In the grand scheme of things

I am in a library listening to a very animated person read Halloween stories to goblins, supermans, flowers and other spooky and hyper creatures of about three years old. My friend dragged me here as a crash course on what you do with a munchkin that is driving you nuts at home: you dress him up as a scary creature to go to the library so someone else can deal with him.

I watch one of the moms seating next to me cover her newborn with a cloth and change his diaper with one hand in a few seconds.  "That woman is a ninja!" I whispered, impressed, to my friend, which made her choke with her water. "That's probably her second," she explained, whispering too.

As I look around at the smiling group of  monsters and their parents, this got me thinking about what could possibly be worrying these people right now, because I know where my brain is.

I am thinking about the person I had considered hiring that is already giving me a headache and how I can't stop working; that I have to somehow keep making money and staying independent. I also think about the bitch who hit my husband's car whom claimed to her insurance that he was at fault, and now we have a grand to put down on something we didn't do... I sigh, thinking that life is long some days.

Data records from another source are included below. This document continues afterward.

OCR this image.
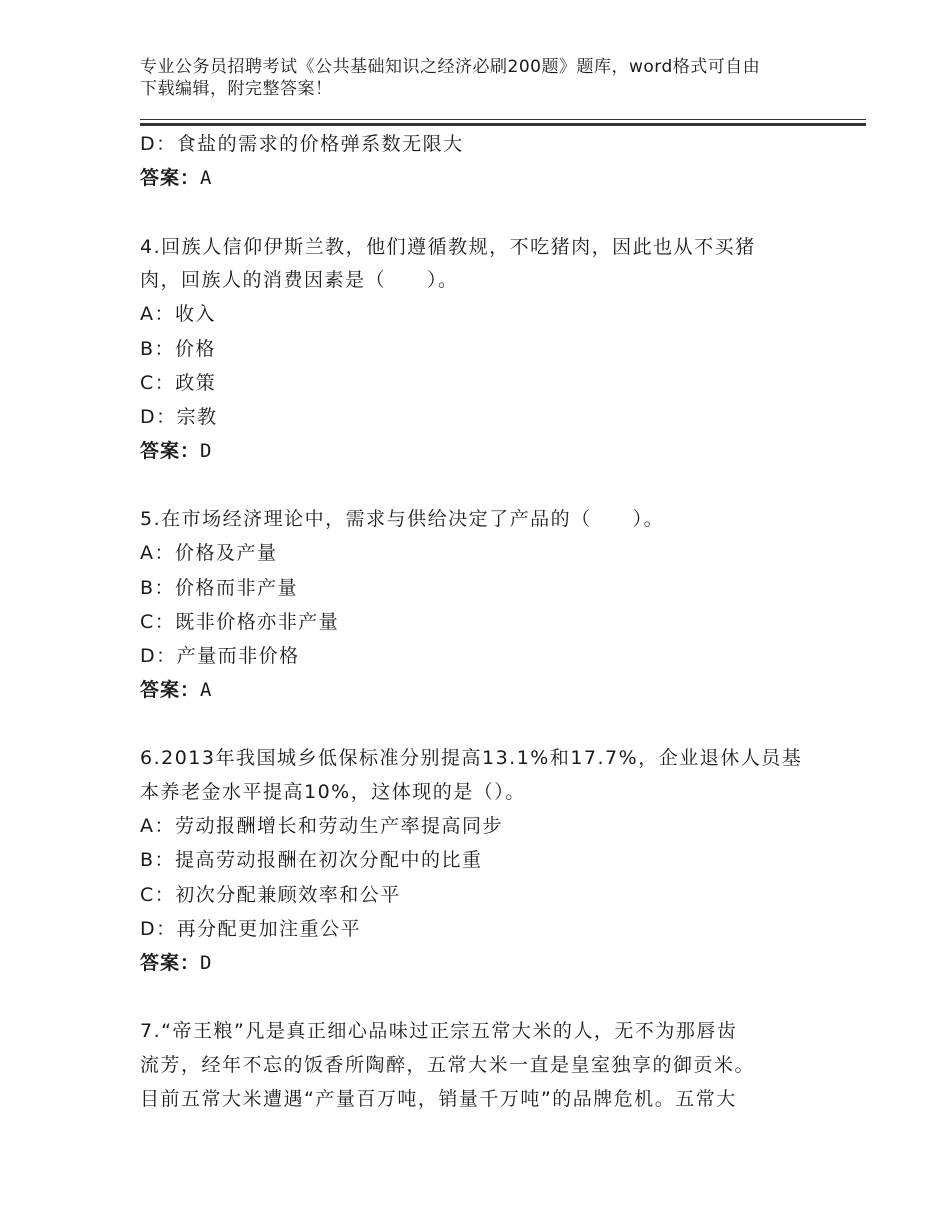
专业公务员招聘考试《公共基础知识之经济必刷200题》题库，word格式可自由
下载编辑，附完整答案！
D：食盐的需求的价格弹系数无限大
答案：A
4.回族人信仰伊斯兰教，他们遵循教规，不吃猪肉，因此也从不买猪
肉，回族人的消费因素是（　　）。
A：收入
B：价格
C：政策
D：宗教
答案：D
5.在市场经济理论中，需求与供给决定了产品的（　　）。
A：价格及产量
B：价格而非产量
C：既非价格亦非产量
D：产量而非价格
答案：A
6.2013年我国城乡低保标准分别提高13.1%和17.7%，企业退休人员基
本养老金水平提高10%，这体现的是（）。
A：劳动报酬增长和劳动生产率提高同步
B：提高劳动报酬在初次分配中的比重
C：初次分配兼顾效率和公平
D：再分配更加注重公平
答案：D
7.“帝王粮”凡是真正细心品味过正宗五常大米的人，无不为那唇齿
流芳，经年不忘的饭香所陶醉，五常大米一直是皇室独享的御贡米。
目前五常大米遭遇“产量百万吨，销量千万吨”的品牌危机。五常大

Outside the sun is shining and there are sunflowers  bopping with the sea breeze, which I can also see in a distance.

I like sunflowers. They know exactly where the sun is, even if it is overcast. Because my mom often quotes that a "cloud is a cloud; it's not the end of the sun," I have made a tattoo of a sunflower on my lower abs (which is now a huge sunflower because my belly has stretched it) to remind me of that.

This tattoo was done exactly five years ago. Where was I five years ago? I was heartbroken and finalizing a divorce. I had quit a job and started a business. I lived with a hoarder. I had an air mattress and very few possessions. I woke up one day on the floor. The mattress had a hole in it. I swore to myself I would never ever wake up on the floor again. With the little savings I had and a friend with a truck in tow, I bought a mattress and drove back home with it tied it to the car's roof, like a good, tacky latino does.

I got home and flopped myself on that mattress, hugging it with my arms and legs, and stayed that way for a good few hours. While there I promised myself I would start making grown up money. I would never ever depend on a man again. I didn't know how I was going to do it, but I was going to make six figures. A few years later, my accounted was surprised to report to me that I had accomplished that.

Let's rewind to five years before that. Where was I? Terrorists had just attacked the United States a day after I broke up an engagement. My parents kept saying I had no reason to live in another country now that I had no roots and that I should quit everything and go back home. I had school to finish in Virginia and was just offered a job at CNN in Atlanta. I could do either one of those three things: finish college by taking over seventeen credits in one semester in order to graduate with that class, otherwise I'd lose my scholarship, move back to Atlanta sans diploma, or run back home to mommy.

Because I didn't have a computer, I would hide in the basement of the school's library when the guards closed it and finished doing my papers in one of the computer labs. One day, a cleaning person, a man that didn't speak English, entered that room and panicked, I begged, "Please don't tell the guards! Please don't tell the guards!" I had been writing the whole night and still had a good five hours of writing to do. That man left the room, and I thought for sure I was in trouble. That man, however did one of the nicest things any stranger had ever done for me.

He brought me back a cup of coffee and a bagel. Without a word, he left. Because of that man's kindness I decided it was the right thing to stay in school.

I can go back another five years and now I am in Brazil, at the end of my teen years. I am either a blonde, or a redhead, or I just shaved my head. I can't remember. My identity was all over the place at that point. I probably had a boyfriend I didn't really care about. I was singing in a band that my parents didn't approve. My worries back then were probably about the fact I hated high school and wanted to go live abroad and get away for a while. I didn't know what I wanted to do with my life.

Fifteen years forward, we are back in the library of a small beach town in California and while the creatures sing about their skeleton bones, I surreptitiously check my emails on smart phone.

My friend just gave birth. She tells me in an email about the long, painful and eventful pregnancy, her worries, and the labor.

But then she tells me about the first time she saw her boy and how suddenly she burst into uncontrollable tears, and how she would do everything again just to feel that high. She says no orgasm, no wine, no chocolate, and no Pumpkin Spice Latte (we are both fans) can take you to that place.

With that I turn off my phone. In the grand scheme of things, the bumps in the road seem so small compared to moments like that.

I went home and did one of the bravest things I have done in the last few years: after numerous phone calls I have finally disabled my business website.

PS: the sunflower in the picture just bloomed in our backyard.